Feds shape cyberwarning strategy

Under pressure from Congress, the National Security Council has developed a plan outlining roles and responsibilities for federal cybersecurity organizations.

Under pressure from Congress to better coordinate the government's response

to computer viruses and other cyberattacks, the National Security Council

has developed a plan outlining roles and responsibilities for federal cybersecurity

organizations.

Under the plan — sent out to those organizations and federal agencies

late last month — the National Infrastructure Protection Center, working

with the General Services Administration's Federal Computer Incident Response

Capability office, will take the lead in alerting agencies to cyberattacks

and will coordinate any immediate response.

The memo identifies the organizations and agencies to be involved in

various kinds of attacks and defines the criteria for NIPC to call a meeting

of the full cybersecurity community.

NSC — working with Richard Clarke, the national coordinator for security,

infrastructure protection and counter- terrorism — will step in whenever

a security response requires a broad policy decision, according to the plan.

"This institutionalizes how we will share information both at an operations

level and a policy level when cyber-incidents occur," said Mark Montgomery,

director of transnational threats at NSC.

Many observers have called for coordination among organizations such

as NIPC, the Critical Infrastructure Assurance Office (CIAO) and NSC itself.

NIPC, based at the FBI, was established in 1998 to serve as the government's

central organization to assess cyberthreats, issue warnings and coordinate

responses.
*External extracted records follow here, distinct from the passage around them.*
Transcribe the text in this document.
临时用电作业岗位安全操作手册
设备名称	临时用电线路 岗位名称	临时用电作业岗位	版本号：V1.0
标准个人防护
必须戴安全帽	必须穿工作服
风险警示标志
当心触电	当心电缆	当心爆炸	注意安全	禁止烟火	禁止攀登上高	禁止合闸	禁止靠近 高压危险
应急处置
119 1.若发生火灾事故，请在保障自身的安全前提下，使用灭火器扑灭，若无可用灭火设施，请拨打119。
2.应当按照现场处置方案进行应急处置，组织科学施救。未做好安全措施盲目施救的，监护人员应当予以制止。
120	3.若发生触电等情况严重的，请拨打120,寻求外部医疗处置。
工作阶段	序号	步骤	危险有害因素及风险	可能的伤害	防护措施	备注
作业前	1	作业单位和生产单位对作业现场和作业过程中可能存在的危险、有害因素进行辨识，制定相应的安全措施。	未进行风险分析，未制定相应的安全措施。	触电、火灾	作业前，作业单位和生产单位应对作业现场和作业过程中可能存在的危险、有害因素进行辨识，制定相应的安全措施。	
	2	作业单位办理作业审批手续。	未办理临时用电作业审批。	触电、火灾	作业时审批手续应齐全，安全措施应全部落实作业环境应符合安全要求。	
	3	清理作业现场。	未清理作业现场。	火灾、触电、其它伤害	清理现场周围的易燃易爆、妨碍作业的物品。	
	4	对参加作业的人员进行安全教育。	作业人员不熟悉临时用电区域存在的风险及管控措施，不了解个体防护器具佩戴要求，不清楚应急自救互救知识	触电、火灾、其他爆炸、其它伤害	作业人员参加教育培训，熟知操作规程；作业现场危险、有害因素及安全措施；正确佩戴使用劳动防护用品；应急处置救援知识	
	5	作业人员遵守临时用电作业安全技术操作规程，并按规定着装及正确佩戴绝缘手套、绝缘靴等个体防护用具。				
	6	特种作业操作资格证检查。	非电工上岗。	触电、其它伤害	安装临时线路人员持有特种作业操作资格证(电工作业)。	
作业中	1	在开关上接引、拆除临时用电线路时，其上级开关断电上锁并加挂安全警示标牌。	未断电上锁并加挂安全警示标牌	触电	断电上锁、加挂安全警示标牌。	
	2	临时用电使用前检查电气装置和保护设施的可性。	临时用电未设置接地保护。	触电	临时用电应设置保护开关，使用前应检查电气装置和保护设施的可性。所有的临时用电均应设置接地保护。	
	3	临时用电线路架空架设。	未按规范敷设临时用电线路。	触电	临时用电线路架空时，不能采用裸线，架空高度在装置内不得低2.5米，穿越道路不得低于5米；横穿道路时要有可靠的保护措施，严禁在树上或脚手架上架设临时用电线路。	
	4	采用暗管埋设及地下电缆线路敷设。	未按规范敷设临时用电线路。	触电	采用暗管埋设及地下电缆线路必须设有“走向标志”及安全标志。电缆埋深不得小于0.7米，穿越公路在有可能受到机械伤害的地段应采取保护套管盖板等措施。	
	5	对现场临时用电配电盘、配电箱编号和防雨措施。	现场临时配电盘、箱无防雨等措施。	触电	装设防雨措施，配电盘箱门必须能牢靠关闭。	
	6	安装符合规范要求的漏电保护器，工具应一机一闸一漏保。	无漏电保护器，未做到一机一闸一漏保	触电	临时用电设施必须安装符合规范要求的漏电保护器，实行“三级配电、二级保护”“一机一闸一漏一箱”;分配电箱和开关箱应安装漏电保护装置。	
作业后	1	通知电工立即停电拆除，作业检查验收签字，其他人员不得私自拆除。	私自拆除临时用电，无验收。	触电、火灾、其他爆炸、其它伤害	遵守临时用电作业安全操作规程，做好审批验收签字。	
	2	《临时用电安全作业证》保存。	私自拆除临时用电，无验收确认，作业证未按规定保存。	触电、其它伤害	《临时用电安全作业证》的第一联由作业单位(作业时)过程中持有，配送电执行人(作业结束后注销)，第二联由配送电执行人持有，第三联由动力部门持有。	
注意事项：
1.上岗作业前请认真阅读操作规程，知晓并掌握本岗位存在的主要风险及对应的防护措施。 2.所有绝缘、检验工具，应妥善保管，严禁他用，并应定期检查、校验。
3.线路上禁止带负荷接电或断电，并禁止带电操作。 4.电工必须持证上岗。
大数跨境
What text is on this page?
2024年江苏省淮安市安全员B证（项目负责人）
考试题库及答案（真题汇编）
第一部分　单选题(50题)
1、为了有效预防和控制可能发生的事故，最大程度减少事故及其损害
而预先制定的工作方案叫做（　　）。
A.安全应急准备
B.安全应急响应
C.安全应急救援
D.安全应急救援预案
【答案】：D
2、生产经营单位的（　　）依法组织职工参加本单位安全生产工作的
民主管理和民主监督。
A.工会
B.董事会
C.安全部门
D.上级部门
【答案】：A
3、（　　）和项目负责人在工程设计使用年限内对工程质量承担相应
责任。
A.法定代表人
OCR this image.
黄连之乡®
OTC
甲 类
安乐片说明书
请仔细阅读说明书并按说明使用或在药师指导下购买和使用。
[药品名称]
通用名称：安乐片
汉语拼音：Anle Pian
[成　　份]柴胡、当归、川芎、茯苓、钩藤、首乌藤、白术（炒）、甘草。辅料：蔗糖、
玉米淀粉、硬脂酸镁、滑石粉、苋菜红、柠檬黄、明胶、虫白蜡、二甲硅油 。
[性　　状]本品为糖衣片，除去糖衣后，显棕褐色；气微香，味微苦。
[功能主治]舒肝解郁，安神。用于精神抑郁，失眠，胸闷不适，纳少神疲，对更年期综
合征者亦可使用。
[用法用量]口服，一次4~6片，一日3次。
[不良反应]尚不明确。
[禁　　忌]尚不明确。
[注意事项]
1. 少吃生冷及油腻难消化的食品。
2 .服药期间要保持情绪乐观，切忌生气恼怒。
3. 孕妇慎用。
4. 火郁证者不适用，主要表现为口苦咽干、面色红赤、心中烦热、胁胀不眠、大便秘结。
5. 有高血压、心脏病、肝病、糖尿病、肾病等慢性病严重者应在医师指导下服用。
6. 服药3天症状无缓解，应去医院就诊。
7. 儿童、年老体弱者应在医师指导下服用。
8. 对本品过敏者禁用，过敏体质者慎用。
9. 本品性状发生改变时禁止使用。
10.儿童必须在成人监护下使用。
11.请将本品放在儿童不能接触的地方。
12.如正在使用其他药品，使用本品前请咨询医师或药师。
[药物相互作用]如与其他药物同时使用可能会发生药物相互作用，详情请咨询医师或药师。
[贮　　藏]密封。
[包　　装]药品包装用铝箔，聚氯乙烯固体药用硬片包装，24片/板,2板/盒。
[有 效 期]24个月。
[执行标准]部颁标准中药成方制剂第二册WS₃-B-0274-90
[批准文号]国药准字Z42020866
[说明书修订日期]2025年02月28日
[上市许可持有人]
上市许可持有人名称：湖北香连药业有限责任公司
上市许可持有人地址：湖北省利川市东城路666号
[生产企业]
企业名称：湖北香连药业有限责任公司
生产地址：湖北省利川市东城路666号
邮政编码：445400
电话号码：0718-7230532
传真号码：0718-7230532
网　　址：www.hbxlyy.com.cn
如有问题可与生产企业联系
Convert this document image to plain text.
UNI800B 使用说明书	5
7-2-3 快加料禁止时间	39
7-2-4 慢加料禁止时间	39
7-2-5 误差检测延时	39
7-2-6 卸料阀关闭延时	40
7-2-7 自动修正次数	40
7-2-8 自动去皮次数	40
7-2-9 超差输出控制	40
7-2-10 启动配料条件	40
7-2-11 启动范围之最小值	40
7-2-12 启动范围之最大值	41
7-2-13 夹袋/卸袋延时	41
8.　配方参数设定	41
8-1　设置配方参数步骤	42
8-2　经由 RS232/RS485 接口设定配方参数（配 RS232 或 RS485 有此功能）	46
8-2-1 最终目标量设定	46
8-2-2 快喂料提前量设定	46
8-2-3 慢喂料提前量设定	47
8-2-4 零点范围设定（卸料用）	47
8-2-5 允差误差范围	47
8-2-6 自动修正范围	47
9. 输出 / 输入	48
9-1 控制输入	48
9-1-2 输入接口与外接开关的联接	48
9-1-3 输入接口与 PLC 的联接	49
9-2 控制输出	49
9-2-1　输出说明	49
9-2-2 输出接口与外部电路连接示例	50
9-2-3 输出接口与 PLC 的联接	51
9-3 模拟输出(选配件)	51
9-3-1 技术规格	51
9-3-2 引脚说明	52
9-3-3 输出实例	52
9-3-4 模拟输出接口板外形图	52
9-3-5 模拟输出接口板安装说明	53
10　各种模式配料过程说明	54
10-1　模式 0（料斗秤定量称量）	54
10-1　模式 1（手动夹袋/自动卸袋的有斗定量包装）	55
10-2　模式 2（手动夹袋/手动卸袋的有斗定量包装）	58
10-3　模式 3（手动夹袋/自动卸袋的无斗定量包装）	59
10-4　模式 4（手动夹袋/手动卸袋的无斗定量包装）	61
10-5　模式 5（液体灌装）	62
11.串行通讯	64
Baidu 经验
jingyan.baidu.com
The CIAO was set up to help agencies develop and coordinate

security policies and plans.

"The proliferation of organizations with overlapping oversight and assistance

responsibilities is a source of potential confusion among agency personnel

and may be an inefficient use of scarce technical resources," said Jack

Brock, director of governmentwide and defense information systems at the

General Accounting Office, speaking before Congress in February.

The calls for coordination became louder after the "I Love You" virus

in May affected almost every federal e-mail server and taxed many agencies'

resources. The lack of formal coordination and communication led to many

more agencies being affected by the incident than necessary, according to

GAO.

Although the many warning and response organizations work together,

the NSC memo lays out a standard process for coordination, said John Tritak,

director of the CIAO.

In the past, that type of coordination happened an ad hoc basis, an

administration official said. Now, as laid out in the memo, the process

is set so that it can last through the November election and into the next

administration, he said.

"Some of the formal mechanisms that existed were frankly ineffective

in the tasks they were meant to do," another administration official said.

"For circumstances that are extraordinary, we now have a process where the

NIPC will coordinate the operational response, and the National Security

Council will head the policy response."